Updated December 10, 2025 - 6:51 pm

A Clark County employee used her position to steal money from dead people whose estates were being administered by a county office, federal prosecutors announced Wednesday. She allegedly used that money to pay down a credit card.

TinaTheresa Poto-Nunu, who worked for the Clark County Public Guardian’s Office, made her first court appearance Wednesday, according to a news release issued by the Department of Justice.

Poto-Nunu is accused of stealing over $27,000 from three Clark County residents who had died without a will, according to a grand jury indictment returned on Tuesday. The three late residents were only identified in the indictment as C.C., L.L., and R.S.

Their property and money was being administered by the Clark County Public Administrator. The Public Administrator secures and distributes the assets of those who die without a will to next of kin, and safeguards property when no heirs can be located.

According to the news release and the indictment, Poto-Nunu used her job to to “fraudulently and unlawfully exceed her authority to access the CCPA database that contained the personal and financial identity information associated with the estates of the decedents.”

She used that information to obtain money from the accounts, the indictment alleged.

Poto-Nunu wire transferred $7,360.77 from a bank account to a Discover credit card in September 2021; $10,143.26 in April 2022; and $10,225.15 in June 2022, according to the indictment.

According to the news release, Poto-Nunu used the stolen money “to pay down a credit card account she used for her personal expenses such as travel and rent.”

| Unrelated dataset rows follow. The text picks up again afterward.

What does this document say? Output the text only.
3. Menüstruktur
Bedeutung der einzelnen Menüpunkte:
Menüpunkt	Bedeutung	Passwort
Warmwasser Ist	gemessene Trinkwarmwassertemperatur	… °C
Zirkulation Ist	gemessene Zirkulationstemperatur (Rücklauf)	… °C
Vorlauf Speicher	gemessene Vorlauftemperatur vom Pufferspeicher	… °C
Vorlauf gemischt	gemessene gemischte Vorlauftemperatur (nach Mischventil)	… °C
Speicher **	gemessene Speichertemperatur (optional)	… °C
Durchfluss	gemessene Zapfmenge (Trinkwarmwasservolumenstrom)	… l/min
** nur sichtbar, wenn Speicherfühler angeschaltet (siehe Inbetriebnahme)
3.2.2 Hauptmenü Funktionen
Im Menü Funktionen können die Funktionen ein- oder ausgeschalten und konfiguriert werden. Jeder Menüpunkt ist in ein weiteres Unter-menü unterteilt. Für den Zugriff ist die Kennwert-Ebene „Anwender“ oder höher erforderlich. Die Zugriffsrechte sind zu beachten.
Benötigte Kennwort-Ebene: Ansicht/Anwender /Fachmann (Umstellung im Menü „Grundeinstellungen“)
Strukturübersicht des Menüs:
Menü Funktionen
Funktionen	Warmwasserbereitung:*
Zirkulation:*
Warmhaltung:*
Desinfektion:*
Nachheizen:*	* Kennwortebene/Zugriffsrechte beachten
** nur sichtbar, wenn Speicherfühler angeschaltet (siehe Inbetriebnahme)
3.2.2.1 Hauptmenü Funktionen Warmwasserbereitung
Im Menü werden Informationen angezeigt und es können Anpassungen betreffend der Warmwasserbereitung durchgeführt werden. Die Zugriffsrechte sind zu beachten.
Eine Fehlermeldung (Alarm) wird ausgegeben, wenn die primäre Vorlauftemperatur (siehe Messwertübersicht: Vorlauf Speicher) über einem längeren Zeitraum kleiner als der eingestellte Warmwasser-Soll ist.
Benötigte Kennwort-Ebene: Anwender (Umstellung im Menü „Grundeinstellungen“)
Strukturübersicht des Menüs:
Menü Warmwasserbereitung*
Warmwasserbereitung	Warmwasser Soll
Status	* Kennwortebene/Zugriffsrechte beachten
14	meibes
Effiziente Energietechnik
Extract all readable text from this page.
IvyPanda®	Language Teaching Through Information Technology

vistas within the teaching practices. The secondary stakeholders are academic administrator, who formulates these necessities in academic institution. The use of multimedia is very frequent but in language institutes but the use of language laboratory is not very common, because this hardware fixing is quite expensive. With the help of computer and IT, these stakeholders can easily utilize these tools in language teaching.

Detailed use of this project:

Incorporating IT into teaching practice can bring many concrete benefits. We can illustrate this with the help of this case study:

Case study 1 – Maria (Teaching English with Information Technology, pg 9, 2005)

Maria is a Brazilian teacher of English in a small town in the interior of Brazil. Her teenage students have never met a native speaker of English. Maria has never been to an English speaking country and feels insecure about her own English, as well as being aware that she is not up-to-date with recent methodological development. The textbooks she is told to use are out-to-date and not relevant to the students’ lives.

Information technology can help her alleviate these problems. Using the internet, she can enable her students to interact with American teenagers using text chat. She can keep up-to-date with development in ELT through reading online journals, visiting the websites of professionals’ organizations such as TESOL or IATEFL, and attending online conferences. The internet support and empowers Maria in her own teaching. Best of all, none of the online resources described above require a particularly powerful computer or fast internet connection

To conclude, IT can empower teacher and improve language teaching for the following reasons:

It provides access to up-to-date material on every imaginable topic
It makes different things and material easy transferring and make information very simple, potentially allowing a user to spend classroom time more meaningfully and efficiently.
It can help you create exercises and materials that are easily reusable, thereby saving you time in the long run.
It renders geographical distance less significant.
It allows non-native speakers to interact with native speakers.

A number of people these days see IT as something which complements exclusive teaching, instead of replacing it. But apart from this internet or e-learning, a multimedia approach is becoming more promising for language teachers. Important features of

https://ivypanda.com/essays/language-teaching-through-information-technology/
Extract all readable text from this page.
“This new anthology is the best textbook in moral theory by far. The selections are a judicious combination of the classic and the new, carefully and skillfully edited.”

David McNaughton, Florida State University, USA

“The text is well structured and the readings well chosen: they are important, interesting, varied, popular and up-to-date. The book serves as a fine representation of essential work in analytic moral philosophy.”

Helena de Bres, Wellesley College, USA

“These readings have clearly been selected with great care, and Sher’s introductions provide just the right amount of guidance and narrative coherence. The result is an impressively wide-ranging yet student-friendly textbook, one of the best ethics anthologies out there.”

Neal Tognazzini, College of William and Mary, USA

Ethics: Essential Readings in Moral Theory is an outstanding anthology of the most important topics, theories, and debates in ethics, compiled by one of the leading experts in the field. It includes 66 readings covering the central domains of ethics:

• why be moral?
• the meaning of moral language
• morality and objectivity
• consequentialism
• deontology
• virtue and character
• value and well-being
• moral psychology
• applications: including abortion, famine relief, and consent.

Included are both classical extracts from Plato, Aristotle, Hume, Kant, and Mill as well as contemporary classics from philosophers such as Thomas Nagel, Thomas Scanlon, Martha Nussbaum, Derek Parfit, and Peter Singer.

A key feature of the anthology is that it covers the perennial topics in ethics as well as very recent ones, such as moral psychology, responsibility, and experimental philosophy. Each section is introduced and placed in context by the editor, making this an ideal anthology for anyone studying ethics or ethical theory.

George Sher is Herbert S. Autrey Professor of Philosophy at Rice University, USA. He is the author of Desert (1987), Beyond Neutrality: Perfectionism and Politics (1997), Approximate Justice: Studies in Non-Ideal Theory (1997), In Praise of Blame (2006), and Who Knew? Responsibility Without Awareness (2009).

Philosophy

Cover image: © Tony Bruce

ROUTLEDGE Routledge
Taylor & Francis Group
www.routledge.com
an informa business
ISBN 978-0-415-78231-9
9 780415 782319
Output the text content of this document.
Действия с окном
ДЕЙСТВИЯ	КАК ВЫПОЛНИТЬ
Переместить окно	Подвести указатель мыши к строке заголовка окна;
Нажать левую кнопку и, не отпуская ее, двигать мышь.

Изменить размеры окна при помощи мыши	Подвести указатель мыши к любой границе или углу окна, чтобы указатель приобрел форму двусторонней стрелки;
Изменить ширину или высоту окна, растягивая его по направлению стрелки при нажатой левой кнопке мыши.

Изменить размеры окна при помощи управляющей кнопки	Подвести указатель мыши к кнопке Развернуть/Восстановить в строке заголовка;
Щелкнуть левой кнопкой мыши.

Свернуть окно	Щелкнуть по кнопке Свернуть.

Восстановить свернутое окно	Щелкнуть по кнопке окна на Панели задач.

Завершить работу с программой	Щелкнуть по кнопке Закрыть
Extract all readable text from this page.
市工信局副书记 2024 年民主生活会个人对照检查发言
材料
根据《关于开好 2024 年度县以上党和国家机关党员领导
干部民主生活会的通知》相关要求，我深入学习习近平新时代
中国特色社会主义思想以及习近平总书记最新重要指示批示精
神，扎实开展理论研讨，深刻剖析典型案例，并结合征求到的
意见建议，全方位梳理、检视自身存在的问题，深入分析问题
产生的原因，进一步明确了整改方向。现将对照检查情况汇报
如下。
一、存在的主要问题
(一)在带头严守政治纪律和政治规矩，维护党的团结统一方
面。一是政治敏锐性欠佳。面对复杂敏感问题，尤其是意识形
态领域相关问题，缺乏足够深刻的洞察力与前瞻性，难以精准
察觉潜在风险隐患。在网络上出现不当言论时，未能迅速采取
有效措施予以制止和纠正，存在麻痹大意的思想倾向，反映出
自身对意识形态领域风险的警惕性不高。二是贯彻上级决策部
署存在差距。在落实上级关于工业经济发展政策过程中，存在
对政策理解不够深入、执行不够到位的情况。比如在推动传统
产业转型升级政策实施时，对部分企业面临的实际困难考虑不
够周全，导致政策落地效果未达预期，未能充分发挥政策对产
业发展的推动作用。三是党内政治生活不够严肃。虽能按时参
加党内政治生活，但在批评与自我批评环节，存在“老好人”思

The alleged scheme to defraud began sometime before Jan. 13, 2021, the indictment said, and lasted until about February 2024.

The indictment charged Poto-Nunu with one count of money laundering and another two counts of money transactions in criminally derived property.

If convicted on all counts, she faces a maximum of 40 years in federal prison and a $750,000 fine.

The Public Administrator’s office has been subjected to more intense scrutiny and attention in recent years since the 2022 arrest of Robert Telles, the former public administrator.

Telles was sentenced to life in prison with a possibility of parole after 28 years in 2024 for murdering Las Vegas Review-Journal investigative reporter Jeff German, who had written stories outlining allegations of malfeasance against Telles while Telles was overseeing the office.

The allegations against Poto-Nunu call to mind other high profile cases involving guardians in Southern Nevada.

In 2019, former guardian April Parks was sentenced to 16 to 40 years in prison after she pleaded guilty to exploitation, theft and perjury charges after she was indicted for swindling many of the elderly and infirm in their care, the Las Vegas Review-Journal previously reported. She had originally faced more than 200 felony counts.

According to the indictment, Parks had used her position and her company, A Private Professional Guardian, LLC, “to steal funds belonging to elderly and disabled persons over whom they had guardianship authority,” the Review-Journal previously reported.